Please do visit Breadcrumb Reads for more short stories this Wednesday.
The Merry Widow, eleventh story.
18 pages long.
First published in Woman's Journal, September 1989.
A Day in the Life of a Smiling Woman
Complete Short Stories published 2011.
The words 'merry' and 'widow' seem mismatched and shocking to us. Can a widow be happy? Isn't she bereft, lonesome, lost without her life's partner? It would seem not necessarily. There are all sorts of marriages that we, as outsiders to the relationships, know nothing about. Once in a while we'll be with a couple and see the little jabs and criticisms between them, or given by one to the other, but mostly people hide the bad and offer only the good sides of their lives, their marriages.
Before Philip died, he and Elsa had booked a two-week vacation cottage in Dorset. The expectation is that she will now cancel, but the truth is that she cannot wait to go on this solo adventure.

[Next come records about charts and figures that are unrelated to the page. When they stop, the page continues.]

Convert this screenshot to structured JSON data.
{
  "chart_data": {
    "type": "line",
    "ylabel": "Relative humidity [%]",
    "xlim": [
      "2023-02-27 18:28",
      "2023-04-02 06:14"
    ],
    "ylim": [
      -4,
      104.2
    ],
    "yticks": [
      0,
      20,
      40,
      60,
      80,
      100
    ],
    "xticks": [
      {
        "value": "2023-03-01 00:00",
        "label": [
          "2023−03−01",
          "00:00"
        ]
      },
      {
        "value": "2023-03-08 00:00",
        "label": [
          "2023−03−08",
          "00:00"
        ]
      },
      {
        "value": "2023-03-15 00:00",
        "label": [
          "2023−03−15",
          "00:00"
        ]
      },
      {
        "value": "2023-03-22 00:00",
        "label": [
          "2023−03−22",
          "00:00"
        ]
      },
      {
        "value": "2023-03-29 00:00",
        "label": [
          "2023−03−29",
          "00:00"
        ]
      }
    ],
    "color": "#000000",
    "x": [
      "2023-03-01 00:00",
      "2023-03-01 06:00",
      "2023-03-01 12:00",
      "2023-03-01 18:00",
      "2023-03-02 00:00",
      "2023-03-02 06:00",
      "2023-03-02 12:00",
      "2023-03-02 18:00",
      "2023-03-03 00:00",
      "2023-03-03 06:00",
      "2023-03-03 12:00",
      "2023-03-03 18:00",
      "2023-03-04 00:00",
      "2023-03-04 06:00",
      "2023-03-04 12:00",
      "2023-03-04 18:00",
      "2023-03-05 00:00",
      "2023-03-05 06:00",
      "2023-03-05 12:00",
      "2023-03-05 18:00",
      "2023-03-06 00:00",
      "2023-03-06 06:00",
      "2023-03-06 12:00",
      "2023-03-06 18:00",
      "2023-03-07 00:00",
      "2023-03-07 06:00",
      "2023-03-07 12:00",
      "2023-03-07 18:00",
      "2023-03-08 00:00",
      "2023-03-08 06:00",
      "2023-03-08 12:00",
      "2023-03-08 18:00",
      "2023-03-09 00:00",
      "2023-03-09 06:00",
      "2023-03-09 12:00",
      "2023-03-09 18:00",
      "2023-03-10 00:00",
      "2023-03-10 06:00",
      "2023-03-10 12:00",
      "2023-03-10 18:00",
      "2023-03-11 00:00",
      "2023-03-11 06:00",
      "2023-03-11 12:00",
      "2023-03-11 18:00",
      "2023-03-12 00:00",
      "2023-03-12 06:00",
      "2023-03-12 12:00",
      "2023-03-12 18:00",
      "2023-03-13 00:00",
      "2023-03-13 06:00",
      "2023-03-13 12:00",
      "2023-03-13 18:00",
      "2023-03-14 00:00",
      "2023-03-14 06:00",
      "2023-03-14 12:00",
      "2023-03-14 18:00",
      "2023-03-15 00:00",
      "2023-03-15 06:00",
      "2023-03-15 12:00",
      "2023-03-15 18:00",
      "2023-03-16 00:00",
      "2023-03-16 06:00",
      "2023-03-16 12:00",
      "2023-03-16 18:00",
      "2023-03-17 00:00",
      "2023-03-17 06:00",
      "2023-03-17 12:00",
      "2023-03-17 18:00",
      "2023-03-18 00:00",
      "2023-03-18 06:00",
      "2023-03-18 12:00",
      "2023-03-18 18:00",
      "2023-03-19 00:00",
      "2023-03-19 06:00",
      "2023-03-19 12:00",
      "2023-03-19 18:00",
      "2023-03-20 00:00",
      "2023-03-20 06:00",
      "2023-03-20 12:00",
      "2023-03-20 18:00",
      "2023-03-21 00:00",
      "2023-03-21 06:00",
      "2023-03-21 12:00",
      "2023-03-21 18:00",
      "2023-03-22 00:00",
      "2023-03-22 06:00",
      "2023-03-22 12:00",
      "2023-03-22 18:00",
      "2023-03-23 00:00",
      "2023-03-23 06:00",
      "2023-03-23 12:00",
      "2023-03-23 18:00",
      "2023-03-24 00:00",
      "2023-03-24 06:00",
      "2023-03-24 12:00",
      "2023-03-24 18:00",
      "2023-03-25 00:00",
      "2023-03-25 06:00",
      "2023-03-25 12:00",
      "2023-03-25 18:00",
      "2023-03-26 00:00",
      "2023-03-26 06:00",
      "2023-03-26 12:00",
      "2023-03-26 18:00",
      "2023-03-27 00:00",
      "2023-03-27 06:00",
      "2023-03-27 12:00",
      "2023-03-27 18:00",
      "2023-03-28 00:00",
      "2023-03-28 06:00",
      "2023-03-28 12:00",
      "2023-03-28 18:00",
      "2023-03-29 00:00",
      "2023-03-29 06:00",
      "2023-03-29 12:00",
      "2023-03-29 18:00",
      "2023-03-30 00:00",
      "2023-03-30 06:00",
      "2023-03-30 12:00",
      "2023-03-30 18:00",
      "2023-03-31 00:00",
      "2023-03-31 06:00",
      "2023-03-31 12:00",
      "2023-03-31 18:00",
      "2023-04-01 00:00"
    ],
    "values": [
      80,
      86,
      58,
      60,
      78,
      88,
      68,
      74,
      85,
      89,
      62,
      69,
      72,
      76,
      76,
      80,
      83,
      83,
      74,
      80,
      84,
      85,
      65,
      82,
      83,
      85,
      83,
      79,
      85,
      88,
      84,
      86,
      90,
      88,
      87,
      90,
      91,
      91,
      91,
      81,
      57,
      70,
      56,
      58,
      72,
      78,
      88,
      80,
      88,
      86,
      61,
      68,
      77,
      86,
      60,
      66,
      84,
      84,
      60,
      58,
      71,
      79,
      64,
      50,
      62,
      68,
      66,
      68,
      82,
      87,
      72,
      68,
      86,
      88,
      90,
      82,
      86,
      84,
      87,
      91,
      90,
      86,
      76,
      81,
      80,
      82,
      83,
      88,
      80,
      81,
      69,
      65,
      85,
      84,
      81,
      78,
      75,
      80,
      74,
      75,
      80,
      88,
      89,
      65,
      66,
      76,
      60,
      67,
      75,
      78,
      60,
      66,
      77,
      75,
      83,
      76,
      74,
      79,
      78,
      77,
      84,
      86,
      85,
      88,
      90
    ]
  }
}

If she were honest with herself, which she tried to be, she had not been looking forward to the holiday while Philip was alive: it would have been yet another dutifully endured, frustrating, saddening attempt at reviving past pleasures, overshadowed by Philip's increasingly ill-health and ill-temper. But without Philip, the prospect brightened.Well, that certainly tells us what Elsa is feeling, doesn't it? Most people thought that Philip's sickness was the reason he was grouchy, but Elsa knows that it only 'accentuated' his natural state of mean-spiritedness. As the story goes on, we begin to see the small, and not-so-small, indignities and verbal abuses Elsa has endured all these years. He would make fun of her choices in television shows and books and recreational pursuits. Oh, how it must have worn her down over the years, and how light she now feels without this oppressive negativity. This feeling even extends to Elsa's children and grandchildren.
... the emotion she expected to experience in Dorset was not grief, but joy. She needed to be alone, to conceal from prying eyes her relief, her delight in her new freedom and yes, her joy.
She had found herself bored by them, irritated with them. After years and years of cravenly soliciting their favours, of begging them to telephone more often, of blackmailing them into coming for Christmas (or, lately, into inviting herself and Philip for Christmas), she now, suddenly, had found herself bored, had admitted to herself to be bored.Whew, that isn't something you read all the time, is it? Parents aren't supposed to think like this, are they? But when you read something like Rosamunde Pilcher's The Shell Seekers, and see those selfish, money-grubbing children you may understand the relief Elsa feels in admitting that hers aren't perfect beings.
So, we follow our heroine to her cottage, and see her wonderment at all the so-called 'little' things that she may now do, without criticism or opposition. There is a bit of a thorn amongst the roses in the shape of a gardener intruding on her peaceful solitude. She fears she is going mad with her response to his just being there, but she comes to understand her feelings in a metaphorical sense.
I can't believe how great this story was. The descriptions of Elsa's state of mind, and the cottage and its environs were superb. Margaret Drabble's genius lies in making the reader understand exactly how Elsa feels and why.